What followed was not just a device, but a new way of thinking about matter: that it could be modified at the nanoscale to realize ideas once confined to theory. Taylor’s group went on to pursue higher-speed modulators, tunable filters, polarization rotators, and broadband converters. They extended the same nanoscale design principles to problems across national security and optical communications. More recently, collaborators demonstrated structures that can generate and steer terahertz radiation with unprecedented control. That approach has contributed to advances in security imaging seen at airports, materials diagnostics, and next-generation wireless research. Recent experimental terahertz systems achieved data rates exceeding 100 gigabits per second, far beyond typical consumer wireless speeds. 

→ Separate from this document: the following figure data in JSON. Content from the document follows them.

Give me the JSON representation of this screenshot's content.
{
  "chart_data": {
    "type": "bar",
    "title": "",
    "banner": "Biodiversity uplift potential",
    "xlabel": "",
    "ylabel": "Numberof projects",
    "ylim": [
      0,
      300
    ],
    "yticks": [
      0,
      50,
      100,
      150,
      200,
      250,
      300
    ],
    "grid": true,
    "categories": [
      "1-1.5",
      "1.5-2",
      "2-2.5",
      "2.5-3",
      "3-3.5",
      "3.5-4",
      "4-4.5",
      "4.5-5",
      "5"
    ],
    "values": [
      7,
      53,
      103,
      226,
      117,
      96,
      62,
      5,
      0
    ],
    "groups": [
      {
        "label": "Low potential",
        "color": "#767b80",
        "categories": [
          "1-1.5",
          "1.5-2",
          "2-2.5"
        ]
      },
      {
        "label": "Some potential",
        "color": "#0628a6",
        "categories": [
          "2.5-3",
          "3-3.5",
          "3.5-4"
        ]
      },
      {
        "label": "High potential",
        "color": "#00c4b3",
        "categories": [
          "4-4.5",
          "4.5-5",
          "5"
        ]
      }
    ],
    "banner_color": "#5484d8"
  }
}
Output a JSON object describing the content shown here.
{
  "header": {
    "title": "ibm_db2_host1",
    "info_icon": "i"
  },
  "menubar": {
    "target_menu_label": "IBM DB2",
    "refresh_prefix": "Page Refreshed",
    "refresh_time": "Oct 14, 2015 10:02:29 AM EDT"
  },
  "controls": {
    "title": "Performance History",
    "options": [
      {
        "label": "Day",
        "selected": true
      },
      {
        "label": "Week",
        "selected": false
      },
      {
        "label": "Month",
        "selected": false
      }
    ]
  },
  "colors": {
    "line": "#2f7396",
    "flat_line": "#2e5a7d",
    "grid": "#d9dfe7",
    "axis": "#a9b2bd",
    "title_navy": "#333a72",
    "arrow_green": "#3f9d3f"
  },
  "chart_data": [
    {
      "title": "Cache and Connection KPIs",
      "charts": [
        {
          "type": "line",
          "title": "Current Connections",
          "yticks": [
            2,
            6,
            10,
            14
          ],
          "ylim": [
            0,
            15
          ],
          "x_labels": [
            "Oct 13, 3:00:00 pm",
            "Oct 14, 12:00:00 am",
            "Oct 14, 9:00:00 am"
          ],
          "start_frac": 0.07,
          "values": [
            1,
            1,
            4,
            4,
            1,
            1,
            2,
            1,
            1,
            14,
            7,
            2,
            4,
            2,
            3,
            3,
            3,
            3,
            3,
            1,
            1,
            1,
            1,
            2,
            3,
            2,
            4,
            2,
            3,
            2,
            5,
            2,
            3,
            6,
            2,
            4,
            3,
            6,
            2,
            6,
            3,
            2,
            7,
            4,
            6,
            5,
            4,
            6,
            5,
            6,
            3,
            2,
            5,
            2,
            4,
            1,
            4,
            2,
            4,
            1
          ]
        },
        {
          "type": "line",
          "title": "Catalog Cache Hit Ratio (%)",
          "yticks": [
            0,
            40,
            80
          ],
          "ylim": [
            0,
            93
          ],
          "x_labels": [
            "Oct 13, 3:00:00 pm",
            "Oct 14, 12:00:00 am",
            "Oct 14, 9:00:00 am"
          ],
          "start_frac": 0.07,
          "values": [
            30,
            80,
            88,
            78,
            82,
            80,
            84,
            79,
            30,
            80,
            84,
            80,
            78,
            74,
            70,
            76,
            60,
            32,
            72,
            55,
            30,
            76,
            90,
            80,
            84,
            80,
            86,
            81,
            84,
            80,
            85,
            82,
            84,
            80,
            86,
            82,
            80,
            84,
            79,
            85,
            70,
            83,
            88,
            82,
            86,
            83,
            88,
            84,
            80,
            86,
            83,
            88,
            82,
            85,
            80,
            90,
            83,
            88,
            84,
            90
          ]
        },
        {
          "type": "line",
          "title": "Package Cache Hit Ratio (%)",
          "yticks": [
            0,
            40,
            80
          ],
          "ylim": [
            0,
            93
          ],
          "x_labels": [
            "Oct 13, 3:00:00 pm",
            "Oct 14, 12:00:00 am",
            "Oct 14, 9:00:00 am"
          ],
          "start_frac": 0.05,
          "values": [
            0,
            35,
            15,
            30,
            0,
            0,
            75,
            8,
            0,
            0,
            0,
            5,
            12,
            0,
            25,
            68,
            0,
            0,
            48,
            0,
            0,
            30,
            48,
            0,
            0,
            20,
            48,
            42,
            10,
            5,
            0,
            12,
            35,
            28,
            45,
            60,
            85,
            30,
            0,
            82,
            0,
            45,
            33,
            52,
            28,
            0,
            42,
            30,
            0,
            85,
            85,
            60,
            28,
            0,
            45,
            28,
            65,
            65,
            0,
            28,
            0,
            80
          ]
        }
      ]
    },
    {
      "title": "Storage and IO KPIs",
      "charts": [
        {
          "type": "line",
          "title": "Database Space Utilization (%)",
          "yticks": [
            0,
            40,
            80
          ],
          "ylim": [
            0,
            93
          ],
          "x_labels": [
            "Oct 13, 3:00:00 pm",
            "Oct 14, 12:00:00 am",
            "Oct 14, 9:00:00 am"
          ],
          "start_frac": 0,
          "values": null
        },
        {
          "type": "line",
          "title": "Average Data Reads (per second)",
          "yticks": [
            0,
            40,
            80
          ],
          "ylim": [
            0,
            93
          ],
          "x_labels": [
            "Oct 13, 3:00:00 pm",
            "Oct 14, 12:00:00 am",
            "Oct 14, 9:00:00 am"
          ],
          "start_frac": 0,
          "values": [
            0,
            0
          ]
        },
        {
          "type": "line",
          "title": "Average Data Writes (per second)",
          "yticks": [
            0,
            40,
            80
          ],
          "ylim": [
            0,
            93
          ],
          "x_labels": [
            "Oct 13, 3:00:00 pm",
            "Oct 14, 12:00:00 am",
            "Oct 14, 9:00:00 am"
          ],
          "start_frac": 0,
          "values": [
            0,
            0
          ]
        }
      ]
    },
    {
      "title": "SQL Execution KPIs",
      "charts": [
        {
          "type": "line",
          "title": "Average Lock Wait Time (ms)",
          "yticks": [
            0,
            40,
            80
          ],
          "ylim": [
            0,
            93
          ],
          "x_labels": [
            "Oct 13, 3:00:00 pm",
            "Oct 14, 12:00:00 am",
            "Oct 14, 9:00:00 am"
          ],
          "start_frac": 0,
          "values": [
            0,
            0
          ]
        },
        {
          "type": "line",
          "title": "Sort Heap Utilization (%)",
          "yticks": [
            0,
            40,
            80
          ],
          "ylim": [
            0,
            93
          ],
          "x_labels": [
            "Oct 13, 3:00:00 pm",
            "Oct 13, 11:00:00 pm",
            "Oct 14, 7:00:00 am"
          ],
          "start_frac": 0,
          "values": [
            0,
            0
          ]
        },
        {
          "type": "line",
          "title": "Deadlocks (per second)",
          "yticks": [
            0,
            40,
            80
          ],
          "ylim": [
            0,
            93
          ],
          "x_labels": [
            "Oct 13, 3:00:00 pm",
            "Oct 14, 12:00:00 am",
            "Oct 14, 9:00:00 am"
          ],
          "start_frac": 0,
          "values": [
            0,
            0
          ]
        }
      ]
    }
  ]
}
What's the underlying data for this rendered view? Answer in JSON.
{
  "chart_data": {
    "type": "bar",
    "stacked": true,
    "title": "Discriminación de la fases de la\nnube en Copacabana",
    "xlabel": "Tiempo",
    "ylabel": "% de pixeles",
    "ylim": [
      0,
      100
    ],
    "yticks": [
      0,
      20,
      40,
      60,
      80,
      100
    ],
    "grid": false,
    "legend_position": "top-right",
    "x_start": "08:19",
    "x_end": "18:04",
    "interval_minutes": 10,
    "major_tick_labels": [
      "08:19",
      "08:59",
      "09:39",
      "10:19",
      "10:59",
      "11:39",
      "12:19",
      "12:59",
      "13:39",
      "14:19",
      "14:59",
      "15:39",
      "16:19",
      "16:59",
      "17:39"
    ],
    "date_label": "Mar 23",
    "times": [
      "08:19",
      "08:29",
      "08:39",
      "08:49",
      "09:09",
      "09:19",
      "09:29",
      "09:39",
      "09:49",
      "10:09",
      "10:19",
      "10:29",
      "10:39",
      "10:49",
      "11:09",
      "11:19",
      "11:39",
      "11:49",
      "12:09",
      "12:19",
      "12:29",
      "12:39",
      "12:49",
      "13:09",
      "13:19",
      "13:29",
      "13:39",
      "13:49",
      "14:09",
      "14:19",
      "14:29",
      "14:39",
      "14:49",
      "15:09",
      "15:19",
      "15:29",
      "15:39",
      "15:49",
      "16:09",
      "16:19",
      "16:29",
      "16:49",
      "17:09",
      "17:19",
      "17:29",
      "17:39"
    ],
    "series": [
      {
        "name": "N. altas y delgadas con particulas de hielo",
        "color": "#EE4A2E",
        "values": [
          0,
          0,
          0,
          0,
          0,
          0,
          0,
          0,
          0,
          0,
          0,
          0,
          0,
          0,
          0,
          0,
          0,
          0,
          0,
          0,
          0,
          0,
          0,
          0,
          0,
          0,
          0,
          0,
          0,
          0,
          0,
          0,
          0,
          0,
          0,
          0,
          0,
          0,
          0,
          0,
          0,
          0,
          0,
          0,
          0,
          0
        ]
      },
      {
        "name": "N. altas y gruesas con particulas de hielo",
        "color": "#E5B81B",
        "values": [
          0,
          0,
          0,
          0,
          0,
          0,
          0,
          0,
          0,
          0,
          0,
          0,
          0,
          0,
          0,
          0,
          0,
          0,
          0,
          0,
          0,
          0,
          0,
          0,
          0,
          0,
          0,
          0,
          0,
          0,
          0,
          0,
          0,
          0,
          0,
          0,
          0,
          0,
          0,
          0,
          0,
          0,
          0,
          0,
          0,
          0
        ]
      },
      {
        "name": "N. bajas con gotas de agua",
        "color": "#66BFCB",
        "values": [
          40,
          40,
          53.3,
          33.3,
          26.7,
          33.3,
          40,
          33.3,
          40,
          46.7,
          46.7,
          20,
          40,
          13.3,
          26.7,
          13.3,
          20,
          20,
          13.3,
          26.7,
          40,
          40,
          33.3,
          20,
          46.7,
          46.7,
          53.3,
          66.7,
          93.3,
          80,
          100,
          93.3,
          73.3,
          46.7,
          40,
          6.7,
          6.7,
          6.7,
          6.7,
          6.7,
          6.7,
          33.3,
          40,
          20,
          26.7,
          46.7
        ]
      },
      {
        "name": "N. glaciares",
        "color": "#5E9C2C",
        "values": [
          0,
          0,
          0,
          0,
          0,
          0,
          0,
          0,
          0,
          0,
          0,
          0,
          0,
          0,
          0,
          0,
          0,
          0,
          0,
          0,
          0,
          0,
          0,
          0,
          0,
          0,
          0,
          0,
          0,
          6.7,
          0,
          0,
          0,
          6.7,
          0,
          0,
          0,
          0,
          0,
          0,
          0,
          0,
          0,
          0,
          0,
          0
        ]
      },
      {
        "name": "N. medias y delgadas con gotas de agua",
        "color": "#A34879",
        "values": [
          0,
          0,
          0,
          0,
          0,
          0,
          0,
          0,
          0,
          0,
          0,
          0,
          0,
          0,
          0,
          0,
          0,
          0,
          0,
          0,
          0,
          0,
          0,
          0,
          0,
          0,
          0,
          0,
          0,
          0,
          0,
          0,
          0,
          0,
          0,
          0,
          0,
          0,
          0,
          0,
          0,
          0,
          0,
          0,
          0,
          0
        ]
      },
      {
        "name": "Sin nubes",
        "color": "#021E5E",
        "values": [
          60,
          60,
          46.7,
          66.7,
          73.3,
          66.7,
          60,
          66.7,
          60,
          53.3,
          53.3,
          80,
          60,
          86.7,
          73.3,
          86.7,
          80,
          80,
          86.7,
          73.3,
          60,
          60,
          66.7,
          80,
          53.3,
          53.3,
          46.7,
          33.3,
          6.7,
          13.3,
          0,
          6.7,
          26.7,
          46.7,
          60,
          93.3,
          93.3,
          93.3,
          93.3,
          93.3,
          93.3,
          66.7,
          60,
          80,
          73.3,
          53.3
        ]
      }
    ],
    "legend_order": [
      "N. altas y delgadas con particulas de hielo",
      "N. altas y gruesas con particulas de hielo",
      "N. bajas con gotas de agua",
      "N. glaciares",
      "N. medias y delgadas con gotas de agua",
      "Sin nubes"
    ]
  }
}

Terahertz modulation is only one expression of CINT’s broader vision. Across the Center, researchers have applied the same integration of modeling, fabrication, and measurement to problems ranging from quantum dots to structural materials. Victor Klimov and Jennifer Hollingsworth engineered quantum dots whose optical gain and emission can be tuned with atomic precision, advancing solar technologies, microelectronics, and quantum information science. Other Los Alamos teams designed nanoscale defect architectures to strengthen materials and built atom-scale emitters matched to fiber-optic telecommunications bands. Each effort differs in application, but they share a methodology enabled by CINT: design at the nanoscale, fabricate precisely, measure rigorously, iterate quickly. 

“We wanted to understand the materials and then design them to do the thing that we wanted them to do,” Taylor says. The science has advanced since the early days of terahertz modulators. The ambition remains the same: to design matter itself.